Amalgamfüllungen sind ein erhebliches Gesundheitsrisiko
26.10.2011
In der zahnmedizinischen Fachwelt ist der Umgang mit Zahnfüllungen aus Amalgam bis heute umstritten. Während einige Zahnmediziner erhebliche gesundheitliche Risiken in den Amalgamfüllung sehen, gehen andere davon aus, dass aufgrund des freigesetzten Quecksilbers lediglich der Einsatz und das Entfernen der Füllungen für die Gesundheit gefährlich sein kann.
Entsprechend unterschiedlich ist der Umgang der Zahnärzte mit den quecksilberhaltigen Zahnfüllungen. Viele Zahnärzte verwenden bereits seit Jahren kein Amalgam mehr, andere arbeiten bis heute mit dem umstrittenen Material. Zwar konnte ein Zusammenhang mit chronischen Gesundheitsschäden durch die erhöhte Quecksilberbelastung bei Patienten mit Amalgamfüllungen bisher nicht eindeutig wissenschaftlich belegt werden, doch unumstritten ist, dass Patienten mit Amalgam-Plomben deutlich erhöhte Quecksilber-Werte im gesamten Organismus aufweisen.

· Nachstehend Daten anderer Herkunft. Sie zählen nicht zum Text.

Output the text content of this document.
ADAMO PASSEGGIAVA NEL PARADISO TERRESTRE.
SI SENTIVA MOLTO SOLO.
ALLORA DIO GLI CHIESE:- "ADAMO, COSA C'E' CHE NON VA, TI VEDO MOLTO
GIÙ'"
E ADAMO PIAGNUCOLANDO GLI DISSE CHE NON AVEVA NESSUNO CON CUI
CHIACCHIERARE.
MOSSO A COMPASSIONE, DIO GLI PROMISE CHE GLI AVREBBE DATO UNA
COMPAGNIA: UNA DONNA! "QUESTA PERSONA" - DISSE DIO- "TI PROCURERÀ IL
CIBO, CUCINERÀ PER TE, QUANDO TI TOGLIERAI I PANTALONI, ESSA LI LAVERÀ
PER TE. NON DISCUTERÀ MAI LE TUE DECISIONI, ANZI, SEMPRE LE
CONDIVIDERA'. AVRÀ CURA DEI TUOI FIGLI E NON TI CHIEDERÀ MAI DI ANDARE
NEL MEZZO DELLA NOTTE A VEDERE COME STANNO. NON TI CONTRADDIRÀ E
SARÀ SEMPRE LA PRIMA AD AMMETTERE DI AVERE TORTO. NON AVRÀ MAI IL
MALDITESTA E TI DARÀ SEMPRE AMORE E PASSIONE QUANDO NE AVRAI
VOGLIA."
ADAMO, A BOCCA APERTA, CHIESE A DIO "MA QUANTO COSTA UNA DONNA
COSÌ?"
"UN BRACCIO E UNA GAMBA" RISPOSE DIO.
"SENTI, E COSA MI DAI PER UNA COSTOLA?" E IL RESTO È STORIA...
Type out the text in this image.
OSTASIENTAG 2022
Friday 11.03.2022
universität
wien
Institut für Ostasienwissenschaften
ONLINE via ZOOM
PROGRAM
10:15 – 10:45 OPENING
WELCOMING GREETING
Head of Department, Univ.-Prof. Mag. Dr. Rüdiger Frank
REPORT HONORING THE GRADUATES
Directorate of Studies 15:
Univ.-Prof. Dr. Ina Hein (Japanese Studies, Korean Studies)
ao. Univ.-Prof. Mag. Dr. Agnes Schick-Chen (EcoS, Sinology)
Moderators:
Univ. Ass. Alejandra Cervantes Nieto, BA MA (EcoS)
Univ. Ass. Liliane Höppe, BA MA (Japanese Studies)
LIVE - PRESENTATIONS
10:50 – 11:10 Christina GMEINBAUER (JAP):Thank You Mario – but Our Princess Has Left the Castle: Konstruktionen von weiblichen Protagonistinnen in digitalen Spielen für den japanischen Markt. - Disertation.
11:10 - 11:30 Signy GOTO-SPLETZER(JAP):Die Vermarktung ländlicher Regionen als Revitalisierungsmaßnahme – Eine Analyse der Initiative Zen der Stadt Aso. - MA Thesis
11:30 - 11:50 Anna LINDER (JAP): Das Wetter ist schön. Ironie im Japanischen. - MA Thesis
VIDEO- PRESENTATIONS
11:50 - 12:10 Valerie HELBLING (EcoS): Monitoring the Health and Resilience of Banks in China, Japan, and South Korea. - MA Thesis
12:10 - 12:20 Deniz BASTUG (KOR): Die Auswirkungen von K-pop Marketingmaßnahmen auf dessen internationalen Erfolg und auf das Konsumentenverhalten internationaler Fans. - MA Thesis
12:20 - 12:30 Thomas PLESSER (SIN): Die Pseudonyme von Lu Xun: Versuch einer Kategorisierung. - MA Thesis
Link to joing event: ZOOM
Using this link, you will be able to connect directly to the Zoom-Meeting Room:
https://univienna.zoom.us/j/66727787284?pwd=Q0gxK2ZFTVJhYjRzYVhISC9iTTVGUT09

Vergiftungsgefahr durch Amalgamfüllungen
Patienten mit Amalgamfüllungen haben laut Aussage zahlreicher früherer Studien wie zum Beispiel den Untersuchungen der German Amalgam Trial unter Leitung des Zentrums für naturheilkundliche Forschung der Technischen Universität München durchschnittlich viermal höhere Quecksilber-Konzentrationen im Blut, als Personen ohne Amalgam im Gebiss. Welche Konsequenzen dies für die Gesundheit der Betroffenen hat, ist bislang jedoch äußerst umstritten. Während Amalgam-kritische Mediziner vor einer deutlichen Vergiftungsgefahr warnen, beurteilen andere Zahnärzte diese als verschwindend gering. Zwar zählt Quecksilber zu den giftigste nicht-radioaktive Substanz dieses Planeten, wobei bereits eine Dosis von zwei Gramm für erwachsene Menschen tödlich sein kann, doch in gebundener Form wie beim Amalgam gehe von dem Schwermetall kein erhöhtes Gesundheitsrisiko aus, so die Einschätzung der Amalgam-Befürworter. Ihnen zufolge ist lediglich das Einsetzen und Herausbohren der zu rund 50 Prozent aus dem Quecksilber bestehenden Amalgamfüllungen kritisch, denn akut toxisch sei das Material nur in gelöster Form. So erläuterte Reiner Zaijtschek vom Freien Verband Deutscher Zahnärzte gegenüber der Fachzeitschrift „Apotheken Umschau“, dass bei Amalgamfüllungen „natürlich wie bei jedem Fremdkörper, der dauerhaft im menschlichen Organismus verbleibt, unerwünschte Nebenwirkungen auftreten“ können. Generell sei das Risiko für die Gesundheit jedoch als eher gering einzustufen „und da ist auch keine Studie, die einen eindeutigen Zusammenhang zwischen ihnen (den Amalgamfüllungen) und chronischen Gesundheitsschäden erwiesen hat“, betonte Zaijtschek.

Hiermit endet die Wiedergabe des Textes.